* Virtio-IOMMU interrupt remapping design
@ 2025-06-15 18:47 Demi Marie Obenour
2025-06-16 13:20 ` Jason Gunthorpe
2025-06-17 19:46 ` Michael S. Tsirkin
0 siblings, 2 replies; 9+ messages in thread
From: Demi Marie Obenour @ 2025-06-15 18:47 UTC (permalink / raw)
To: Michael S. Tsirkin, Jason Wang, Xuan Zhuo, Eugenio Pérez,
Rafael J. Wysocki, Len Brown, Thomas Gleixner, Ingo Molnar,
Borislav Petkov, Dave Hansen, H. Peter Anvin, Joerg Roedel,
Will Deacon, Robin Murphy, Alyssa Ross
Cc: virtualization, linux-kernel, linux-acpi, iommu, x86,
Spectrum OS Development
[-- Attachment #1.1.1: Type: text/plain, Size: 1798 bytes --]
Virtio-IOMMU interrupt remapping turned out to be much harder than I
realized. The main problem is that interrupt remapping is set up
very early in boot. In fact, Linux calls the interrupt remapping probe
function from the APIC initialization code: x86_64_probe_apic ->
enable_IR_x2apic -> irq_remapping_prepare(). This is almost certainly
much before PCI has been initialized. Also, the order in which devices
will be initialized is not something Linux guarantees at all, which is a
problem because interrupt remapping must be initialized before drivers
start setting up interrupts. Otherwise, the interrupt remapping table
won't include entries for already-existing interrupts, and things will
either break badly, not get the benefit of interrupt remapping
security-wise, or both.
The reason I expect this doesn't cause problems for address translation
is that the IOMMU probably starts in bypass mode by default, meaning
that all DMA is permitted. If the IOMMU is only used by VFIO or
IOMMUFD, it will not be needed until userspace starts up, which is after
the IOMMU has been initialized. This isn't ideal, though, as it means
that kernel drivers operate without DMA protection.
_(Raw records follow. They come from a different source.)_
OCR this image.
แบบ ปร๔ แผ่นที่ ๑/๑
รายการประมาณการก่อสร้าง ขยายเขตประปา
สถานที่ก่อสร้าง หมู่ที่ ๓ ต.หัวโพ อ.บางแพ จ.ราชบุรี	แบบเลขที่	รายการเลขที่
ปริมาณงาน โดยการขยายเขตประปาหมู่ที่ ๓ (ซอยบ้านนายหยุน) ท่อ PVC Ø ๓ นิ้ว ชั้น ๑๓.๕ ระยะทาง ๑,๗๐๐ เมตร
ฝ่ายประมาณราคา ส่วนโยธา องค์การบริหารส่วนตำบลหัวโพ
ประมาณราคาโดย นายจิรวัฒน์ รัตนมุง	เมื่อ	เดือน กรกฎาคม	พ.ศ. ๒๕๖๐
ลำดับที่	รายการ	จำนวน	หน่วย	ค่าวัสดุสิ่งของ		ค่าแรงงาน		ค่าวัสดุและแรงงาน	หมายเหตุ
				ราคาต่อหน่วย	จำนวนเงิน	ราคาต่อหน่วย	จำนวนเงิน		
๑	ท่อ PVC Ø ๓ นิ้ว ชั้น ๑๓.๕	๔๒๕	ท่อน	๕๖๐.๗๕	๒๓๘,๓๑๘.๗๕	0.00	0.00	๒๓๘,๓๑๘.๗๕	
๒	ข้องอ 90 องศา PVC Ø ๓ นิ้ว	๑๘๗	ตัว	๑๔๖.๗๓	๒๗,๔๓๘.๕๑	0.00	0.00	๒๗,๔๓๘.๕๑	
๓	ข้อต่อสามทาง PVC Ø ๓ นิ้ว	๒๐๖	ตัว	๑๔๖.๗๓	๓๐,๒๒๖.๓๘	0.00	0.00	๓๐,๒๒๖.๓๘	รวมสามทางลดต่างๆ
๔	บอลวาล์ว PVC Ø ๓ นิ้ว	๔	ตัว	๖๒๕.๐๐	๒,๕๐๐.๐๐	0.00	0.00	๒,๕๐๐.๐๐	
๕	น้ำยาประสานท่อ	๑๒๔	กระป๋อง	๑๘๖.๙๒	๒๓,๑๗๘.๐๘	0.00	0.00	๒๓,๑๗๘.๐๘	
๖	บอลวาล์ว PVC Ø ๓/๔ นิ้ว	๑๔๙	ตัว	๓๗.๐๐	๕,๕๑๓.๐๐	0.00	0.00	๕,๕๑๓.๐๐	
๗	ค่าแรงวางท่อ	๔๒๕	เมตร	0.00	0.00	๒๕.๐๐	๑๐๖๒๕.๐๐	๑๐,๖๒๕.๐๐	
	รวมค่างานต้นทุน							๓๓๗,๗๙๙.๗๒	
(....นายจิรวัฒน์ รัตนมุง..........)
Is a paravirtualized IOMMU with interrupt remapping something that makes
sense? Absolutely! However, the IOMMU should be considered a platform
device that must be initialized very early in boot. Using virtio-IOMMU
with MMIO transport as the interface might be a reasonable option, but
the IOMMU needs to be enumerated via ACPI, device tree, or kernel
command line argument. This allows it to be brought up before anything
capable of DMA is initialized.
Is this the right path to go down? What do others think about this?
--
Sincerely,
Demi Marie Obenour (she/her/hers)
[-- Attachment #1.1.2: OpenPGP public key --]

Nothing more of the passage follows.